Once the change was implemented, continuous monitoring of the Carmack Lots enabled the university to see further changes were needed, Conselyea said.

“[CampusParc has] technology that they can do counts for in the lots so we know how full they are at what times,” he said. “We actually had a drone do some flyovers to kind of monitor the lots over a [two-day] period to make sure if we were getting close to capacity, we had some ideas on how we were going to deal with that.
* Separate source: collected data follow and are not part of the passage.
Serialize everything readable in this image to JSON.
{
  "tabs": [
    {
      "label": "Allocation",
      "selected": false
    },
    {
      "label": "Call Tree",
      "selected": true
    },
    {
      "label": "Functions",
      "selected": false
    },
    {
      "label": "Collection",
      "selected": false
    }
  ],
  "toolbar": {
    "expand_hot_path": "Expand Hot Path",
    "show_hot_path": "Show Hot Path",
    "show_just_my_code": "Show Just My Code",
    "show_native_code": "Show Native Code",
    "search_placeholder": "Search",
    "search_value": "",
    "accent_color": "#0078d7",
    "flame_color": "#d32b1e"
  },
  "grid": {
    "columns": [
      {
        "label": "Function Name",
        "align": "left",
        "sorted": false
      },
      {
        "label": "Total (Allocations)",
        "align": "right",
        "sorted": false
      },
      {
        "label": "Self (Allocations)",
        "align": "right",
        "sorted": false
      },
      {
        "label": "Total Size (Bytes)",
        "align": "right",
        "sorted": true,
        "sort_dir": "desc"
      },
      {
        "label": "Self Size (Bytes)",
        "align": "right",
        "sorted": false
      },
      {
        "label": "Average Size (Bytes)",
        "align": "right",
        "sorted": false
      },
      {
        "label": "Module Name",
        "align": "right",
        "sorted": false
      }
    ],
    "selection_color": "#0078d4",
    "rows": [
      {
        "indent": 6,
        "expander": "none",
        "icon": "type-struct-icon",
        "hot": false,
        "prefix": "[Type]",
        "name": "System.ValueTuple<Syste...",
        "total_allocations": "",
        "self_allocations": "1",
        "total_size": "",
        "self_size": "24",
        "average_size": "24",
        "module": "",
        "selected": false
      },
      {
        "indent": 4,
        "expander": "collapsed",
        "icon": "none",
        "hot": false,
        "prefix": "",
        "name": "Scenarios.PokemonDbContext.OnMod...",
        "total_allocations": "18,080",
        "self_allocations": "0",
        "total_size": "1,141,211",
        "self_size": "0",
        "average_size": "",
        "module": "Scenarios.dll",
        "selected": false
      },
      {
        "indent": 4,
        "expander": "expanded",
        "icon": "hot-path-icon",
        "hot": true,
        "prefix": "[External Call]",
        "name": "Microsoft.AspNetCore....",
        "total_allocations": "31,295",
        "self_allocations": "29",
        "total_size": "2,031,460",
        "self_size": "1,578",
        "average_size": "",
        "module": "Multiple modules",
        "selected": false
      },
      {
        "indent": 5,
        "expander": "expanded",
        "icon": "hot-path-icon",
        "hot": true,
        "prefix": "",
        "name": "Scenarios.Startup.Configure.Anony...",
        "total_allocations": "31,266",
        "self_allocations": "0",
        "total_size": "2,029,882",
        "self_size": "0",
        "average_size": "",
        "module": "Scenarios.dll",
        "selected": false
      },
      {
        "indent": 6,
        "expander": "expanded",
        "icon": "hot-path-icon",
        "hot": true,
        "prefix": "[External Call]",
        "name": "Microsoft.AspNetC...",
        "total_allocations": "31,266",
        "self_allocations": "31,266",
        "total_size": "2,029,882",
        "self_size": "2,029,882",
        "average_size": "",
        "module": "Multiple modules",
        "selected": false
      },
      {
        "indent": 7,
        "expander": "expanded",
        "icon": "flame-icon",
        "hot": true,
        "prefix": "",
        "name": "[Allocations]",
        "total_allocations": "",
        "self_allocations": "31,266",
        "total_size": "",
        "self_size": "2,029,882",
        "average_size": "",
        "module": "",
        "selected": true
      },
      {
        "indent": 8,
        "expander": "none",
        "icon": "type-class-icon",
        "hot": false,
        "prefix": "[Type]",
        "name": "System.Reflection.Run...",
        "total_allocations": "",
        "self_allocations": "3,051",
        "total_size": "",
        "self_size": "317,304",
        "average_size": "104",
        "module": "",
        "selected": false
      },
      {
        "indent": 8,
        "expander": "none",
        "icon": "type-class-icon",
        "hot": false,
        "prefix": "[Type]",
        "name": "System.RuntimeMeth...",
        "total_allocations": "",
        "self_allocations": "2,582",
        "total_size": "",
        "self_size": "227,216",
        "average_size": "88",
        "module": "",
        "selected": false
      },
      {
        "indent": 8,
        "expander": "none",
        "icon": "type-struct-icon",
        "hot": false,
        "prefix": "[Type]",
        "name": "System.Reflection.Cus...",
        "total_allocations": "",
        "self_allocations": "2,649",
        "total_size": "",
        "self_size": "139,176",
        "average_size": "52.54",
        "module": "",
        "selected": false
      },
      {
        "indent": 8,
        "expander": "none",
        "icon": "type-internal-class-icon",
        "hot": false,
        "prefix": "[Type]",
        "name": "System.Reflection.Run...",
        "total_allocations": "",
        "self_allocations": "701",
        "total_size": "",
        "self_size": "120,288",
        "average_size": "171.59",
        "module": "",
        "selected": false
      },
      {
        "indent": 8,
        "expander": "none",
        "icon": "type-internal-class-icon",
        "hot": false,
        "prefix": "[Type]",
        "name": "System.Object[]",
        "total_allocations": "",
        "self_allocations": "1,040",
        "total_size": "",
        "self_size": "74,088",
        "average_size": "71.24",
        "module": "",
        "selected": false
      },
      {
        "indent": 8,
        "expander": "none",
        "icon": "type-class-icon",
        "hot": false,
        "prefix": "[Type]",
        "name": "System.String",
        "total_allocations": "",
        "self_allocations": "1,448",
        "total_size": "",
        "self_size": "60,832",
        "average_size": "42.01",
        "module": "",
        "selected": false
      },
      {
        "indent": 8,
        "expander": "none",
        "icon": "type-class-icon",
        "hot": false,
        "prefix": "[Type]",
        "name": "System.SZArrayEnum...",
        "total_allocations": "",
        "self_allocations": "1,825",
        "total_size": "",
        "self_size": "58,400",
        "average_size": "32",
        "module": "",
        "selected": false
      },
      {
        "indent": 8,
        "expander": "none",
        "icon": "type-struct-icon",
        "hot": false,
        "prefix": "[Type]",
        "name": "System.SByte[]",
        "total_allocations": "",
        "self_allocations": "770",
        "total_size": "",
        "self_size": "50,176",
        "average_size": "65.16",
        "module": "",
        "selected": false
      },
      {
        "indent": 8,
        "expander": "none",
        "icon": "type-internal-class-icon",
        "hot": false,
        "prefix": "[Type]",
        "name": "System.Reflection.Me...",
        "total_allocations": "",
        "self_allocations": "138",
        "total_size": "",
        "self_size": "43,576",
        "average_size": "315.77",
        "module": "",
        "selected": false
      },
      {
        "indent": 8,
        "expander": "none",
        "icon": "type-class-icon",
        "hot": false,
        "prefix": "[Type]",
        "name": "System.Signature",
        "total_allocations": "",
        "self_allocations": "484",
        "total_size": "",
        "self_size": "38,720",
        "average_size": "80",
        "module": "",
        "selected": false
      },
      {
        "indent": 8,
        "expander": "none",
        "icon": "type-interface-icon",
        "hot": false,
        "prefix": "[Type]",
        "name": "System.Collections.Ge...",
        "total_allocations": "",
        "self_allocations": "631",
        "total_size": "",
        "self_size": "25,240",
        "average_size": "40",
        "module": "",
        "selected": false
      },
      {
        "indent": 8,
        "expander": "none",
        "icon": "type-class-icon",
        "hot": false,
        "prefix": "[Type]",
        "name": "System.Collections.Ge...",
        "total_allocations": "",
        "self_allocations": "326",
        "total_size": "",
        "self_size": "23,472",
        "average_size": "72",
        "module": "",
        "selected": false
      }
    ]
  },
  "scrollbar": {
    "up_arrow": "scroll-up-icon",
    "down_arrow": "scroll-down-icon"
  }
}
We were just really watching it closely the first couple of weeks.”

CampusParc employees gather most of its data during permit enforcement checks, in which they scan license plates for data, CampusParc spokesman David Hoover said.

“They are also able to gather data on the parking habits of customers,” Hoover said. “So from that we learn where people are parking and when.”

Still, the need to make some changes to the Carmack Five Lot was observed through more old-fashioned means, he said.

“Many of us were out at the Carmack lots the first days when the Polo lots changed,” Hoover said. “So a lot of it was just watching and seeing and talking to people, and seeing how the Carmack One, Two, Three and Four were filling, and the staff were having to move to Carmack Five, where we also allow overnight student parking.”

The physical human presence in the impacted lots was an idea Hedman said the university took from the city bus system, COTA, when it made route changes earlier in the year.

As the construction project continues, the university will rely on feedback gathered from the email address linked on the Cannon Drive construction website, Snoke said.

“Feedback has been extremely helpful and we try to listen to all of it and react accordingly where we can,” she said. “And so we just hope it keeps coming.”

Correction, 9/28: The CampusParc spokesman’s name is David Hoover. Previously, his name was stated as Dan Hoover.